9 Mai 2011 , Rédigé par texte critique Publié dans #Politique

orwell.jpgLa revue Agone publie pour son numéro de printemps un dossier tout entier consacré à Orwell –en fait la publication des minutes d’un colloque qui s’est tenu à Lille les 19 et 20 mars 2010 : "G. Orwell, une conscience politique du XXème siècle").

Et certes, il suffit de jeter un rapide coup d’œil sur sa production pour réaliser combien il fut le prototype d’un parcours moins exemplaire que familier des engagements puis des renoncements que le court XXème siècle imposa. Socialiste mais anticommuniste, refusant de croire en un Peuple messianique, anticapitaliste mais sobrement libéral s’autorisant volontiers des accents libertaires, si l’on peut certes apprécier ses prises de position, en faveur de la Palestine notamment, son anti-sionisme le mettant en porte à faux avec la plupart des intellectuels de gauche de son époque, restent de multiples confusions idéologiques qui l’auront empêcher d’y voir plus clair, autant sur la question coloniale par exemple, où la problématique de l’Empire devait rester centrale chez lui (malgré ses dénonciations répétées à la suite de ses voyages en Birmanie), tout comme sur la question de l’Europe, où, cherchant une issue instruisant le fumeux concept d’"Etats-Unis d’Europe", Orwell crut bon de frayer avec la revue Preuves, dont aujourd’hui encore les français sont bien les seuls dans le monde à ne pas savoir qu’elle était financée par la CIA et qu’elle était l’instrument culturel mis au point par les Etats-Unis pour aider à la conversion libérale des élites intellectuelles françaises, à commencer par celles dites de Gauche… Bref, le socialisme démocratique auquel rêvait Orwell, cette fameuse Gauche hétérodoxe redécouverte en France dans les années 70, anti-totalitaire, anticapitaliste (mollement) et anticommuniste, n’aura guère préparé les esprits au renouvellement d’une alternative politique… Au fond, Orwell était avant tout un écrivain, non un théoricien, plus engagé dans la réflexion littéraire que politique.
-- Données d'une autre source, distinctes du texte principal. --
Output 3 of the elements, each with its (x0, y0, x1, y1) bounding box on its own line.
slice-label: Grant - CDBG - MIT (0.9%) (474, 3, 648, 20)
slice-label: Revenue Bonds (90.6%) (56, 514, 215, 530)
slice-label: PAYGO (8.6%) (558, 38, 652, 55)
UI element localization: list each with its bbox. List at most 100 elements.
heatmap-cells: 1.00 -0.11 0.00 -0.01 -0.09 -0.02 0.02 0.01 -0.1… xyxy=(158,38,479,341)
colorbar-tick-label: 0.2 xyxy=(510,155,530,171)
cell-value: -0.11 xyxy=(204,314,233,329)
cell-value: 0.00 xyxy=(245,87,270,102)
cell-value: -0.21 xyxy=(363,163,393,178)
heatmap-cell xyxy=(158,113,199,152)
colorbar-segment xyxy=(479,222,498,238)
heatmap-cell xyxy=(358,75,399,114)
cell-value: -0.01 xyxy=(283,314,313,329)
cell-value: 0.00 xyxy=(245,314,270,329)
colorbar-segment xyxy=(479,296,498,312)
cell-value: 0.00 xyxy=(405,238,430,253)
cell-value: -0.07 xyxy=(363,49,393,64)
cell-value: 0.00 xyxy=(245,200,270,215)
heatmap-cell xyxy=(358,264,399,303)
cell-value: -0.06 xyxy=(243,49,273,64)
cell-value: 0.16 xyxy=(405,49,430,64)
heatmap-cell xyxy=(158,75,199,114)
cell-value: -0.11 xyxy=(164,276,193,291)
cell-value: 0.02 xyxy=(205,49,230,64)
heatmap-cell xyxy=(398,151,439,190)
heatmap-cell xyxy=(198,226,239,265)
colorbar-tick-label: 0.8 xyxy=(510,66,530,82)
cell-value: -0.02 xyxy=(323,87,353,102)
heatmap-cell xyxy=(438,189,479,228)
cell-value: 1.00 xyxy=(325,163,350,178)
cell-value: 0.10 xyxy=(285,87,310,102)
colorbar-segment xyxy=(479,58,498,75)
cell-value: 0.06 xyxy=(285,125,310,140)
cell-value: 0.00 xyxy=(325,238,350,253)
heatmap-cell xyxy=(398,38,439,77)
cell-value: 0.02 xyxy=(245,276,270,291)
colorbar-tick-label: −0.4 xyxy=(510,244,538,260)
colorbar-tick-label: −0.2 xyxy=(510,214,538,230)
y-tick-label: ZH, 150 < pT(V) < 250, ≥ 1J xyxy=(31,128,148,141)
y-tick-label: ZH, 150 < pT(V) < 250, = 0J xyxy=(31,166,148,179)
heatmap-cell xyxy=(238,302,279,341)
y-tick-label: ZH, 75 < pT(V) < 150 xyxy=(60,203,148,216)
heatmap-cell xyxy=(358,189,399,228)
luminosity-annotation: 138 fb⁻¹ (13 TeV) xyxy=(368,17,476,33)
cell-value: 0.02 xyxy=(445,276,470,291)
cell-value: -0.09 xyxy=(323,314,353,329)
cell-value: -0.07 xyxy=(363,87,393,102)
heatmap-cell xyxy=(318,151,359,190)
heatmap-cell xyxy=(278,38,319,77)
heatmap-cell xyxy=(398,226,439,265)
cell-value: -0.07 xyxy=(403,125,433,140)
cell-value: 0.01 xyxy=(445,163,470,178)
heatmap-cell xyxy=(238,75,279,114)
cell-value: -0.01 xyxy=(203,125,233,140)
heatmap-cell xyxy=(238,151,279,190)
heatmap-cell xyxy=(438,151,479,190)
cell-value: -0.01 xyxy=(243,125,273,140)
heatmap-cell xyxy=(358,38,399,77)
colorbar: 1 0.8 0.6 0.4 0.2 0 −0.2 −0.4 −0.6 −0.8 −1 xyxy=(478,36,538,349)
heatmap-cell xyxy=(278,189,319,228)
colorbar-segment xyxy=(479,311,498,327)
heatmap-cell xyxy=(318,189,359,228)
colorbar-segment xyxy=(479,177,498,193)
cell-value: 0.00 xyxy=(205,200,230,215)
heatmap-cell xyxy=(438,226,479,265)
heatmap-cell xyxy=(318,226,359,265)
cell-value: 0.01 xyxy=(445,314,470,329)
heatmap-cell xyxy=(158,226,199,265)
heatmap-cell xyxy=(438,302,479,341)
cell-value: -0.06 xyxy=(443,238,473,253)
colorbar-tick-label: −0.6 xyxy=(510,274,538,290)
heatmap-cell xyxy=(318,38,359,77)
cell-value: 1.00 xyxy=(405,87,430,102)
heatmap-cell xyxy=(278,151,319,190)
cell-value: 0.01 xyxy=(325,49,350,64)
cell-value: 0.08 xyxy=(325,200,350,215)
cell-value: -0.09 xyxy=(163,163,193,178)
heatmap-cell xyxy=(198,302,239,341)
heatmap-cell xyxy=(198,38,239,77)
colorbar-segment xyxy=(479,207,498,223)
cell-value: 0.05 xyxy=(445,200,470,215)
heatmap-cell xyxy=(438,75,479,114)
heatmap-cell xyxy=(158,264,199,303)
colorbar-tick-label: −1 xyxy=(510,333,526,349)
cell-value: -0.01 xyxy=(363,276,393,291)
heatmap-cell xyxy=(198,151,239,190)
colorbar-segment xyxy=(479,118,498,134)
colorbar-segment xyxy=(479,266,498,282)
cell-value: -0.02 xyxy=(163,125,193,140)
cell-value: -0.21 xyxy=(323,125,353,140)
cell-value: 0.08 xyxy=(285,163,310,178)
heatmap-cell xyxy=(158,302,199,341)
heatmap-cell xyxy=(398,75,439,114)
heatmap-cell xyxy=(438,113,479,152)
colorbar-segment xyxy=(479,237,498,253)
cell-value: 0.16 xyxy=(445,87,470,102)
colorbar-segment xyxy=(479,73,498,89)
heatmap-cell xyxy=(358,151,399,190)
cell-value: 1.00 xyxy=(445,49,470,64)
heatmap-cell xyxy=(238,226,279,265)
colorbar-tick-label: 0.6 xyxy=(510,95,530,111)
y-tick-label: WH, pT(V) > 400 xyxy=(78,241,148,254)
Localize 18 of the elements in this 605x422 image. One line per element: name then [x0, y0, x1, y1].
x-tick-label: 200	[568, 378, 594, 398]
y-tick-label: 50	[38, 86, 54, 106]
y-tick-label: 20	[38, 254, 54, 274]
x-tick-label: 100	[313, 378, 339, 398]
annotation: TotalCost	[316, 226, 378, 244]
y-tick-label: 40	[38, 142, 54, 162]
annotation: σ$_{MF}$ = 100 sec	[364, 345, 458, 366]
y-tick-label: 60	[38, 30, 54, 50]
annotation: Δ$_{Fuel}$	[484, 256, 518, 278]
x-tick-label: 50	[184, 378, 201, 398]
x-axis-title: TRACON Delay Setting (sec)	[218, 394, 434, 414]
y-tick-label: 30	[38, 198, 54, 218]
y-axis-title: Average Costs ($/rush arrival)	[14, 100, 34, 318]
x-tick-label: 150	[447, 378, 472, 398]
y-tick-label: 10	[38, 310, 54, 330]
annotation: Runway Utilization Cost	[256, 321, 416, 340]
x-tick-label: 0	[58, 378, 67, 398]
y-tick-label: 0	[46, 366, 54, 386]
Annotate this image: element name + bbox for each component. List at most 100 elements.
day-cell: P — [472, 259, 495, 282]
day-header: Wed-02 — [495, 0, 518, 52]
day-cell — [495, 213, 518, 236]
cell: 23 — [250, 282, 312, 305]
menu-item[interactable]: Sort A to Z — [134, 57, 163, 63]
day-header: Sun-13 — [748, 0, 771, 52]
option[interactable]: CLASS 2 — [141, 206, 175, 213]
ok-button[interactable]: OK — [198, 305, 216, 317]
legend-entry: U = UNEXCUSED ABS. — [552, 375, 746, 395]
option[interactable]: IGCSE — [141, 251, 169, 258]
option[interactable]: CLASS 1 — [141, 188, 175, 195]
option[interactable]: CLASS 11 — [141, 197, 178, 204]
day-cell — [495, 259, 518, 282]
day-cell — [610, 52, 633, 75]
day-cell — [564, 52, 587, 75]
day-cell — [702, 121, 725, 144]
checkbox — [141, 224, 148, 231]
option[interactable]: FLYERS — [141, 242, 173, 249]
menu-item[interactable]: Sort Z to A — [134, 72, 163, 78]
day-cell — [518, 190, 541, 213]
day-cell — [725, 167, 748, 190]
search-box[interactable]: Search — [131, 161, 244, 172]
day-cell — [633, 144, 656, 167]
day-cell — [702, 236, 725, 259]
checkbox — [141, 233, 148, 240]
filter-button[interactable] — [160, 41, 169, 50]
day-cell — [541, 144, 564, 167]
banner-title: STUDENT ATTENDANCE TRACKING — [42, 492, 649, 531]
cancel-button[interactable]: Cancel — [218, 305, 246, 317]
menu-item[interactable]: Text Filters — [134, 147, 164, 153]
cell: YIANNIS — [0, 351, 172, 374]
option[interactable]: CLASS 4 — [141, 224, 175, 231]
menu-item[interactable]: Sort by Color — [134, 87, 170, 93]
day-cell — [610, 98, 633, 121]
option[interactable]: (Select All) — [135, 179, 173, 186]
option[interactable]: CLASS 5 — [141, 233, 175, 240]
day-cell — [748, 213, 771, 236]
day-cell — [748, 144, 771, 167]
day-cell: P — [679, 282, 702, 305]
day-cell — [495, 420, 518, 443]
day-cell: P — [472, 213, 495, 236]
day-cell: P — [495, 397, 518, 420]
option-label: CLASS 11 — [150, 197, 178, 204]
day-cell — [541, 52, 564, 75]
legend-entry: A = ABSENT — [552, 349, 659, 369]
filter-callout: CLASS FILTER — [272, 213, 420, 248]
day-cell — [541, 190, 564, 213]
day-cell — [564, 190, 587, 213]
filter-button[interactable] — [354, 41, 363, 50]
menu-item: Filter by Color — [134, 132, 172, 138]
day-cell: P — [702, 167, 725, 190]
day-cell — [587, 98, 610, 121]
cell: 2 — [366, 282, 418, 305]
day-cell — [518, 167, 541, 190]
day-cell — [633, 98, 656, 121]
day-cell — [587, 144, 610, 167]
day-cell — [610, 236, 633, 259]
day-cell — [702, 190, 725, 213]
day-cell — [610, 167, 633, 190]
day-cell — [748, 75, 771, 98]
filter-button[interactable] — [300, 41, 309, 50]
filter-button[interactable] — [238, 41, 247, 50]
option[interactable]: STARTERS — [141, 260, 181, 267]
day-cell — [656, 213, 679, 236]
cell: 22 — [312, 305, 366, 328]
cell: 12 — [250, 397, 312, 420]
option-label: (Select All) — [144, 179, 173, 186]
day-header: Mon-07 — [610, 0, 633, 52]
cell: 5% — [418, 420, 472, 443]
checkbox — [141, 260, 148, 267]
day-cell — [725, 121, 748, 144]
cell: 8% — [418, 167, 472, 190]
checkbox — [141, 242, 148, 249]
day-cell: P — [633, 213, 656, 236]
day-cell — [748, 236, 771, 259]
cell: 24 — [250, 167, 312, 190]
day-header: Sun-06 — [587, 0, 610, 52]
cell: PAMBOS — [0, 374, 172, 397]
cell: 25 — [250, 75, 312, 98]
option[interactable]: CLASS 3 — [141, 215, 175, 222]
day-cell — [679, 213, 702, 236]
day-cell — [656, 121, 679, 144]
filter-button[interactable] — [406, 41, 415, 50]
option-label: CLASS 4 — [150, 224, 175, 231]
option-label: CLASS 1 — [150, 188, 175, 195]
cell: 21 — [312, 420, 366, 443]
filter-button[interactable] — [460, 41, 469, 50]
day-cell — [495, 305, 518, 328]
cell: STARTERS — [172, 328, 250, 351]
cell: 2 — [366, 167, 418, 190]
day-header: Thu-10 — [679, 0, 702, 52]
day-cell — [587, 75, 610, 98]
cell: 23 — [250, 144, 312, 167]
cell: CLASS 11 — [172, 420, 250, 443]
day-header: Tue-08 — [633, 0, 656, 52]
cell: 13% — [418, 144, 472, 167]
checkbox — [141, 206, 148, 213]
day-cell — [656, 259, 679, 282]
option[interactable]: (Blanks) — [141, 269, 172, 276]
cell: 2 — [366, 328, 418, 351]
Socialiste sceptique, libéral anarchisant (sic), même si la référence au Peuple resta omniprésente dans son œuvre (ouverte comme espace conflictuel), cette conscience politique flottante qui était la sienne, plus propice à fonder une issue littéraire que politique aux problèmes sociaux, n’est sans doute pas une solution que l’on pourrait creuser aujourd’hui. Et plutôt que de l’enfermer au fond dans un après-coup sans horizon, sans doute vaudrait-il mieux l’envisager dans sa dimension historique, celle d’un passé dont nous peinons à nous relever et dont il faudrait comprendre la raison de cette impuissance à le dépasser. --joël jégouzo--.

  Orwell entre littérature et politique, Agone, n°45, avril 2011, 212 pages, 20 euros, ean : 978-2-7489-0131-3.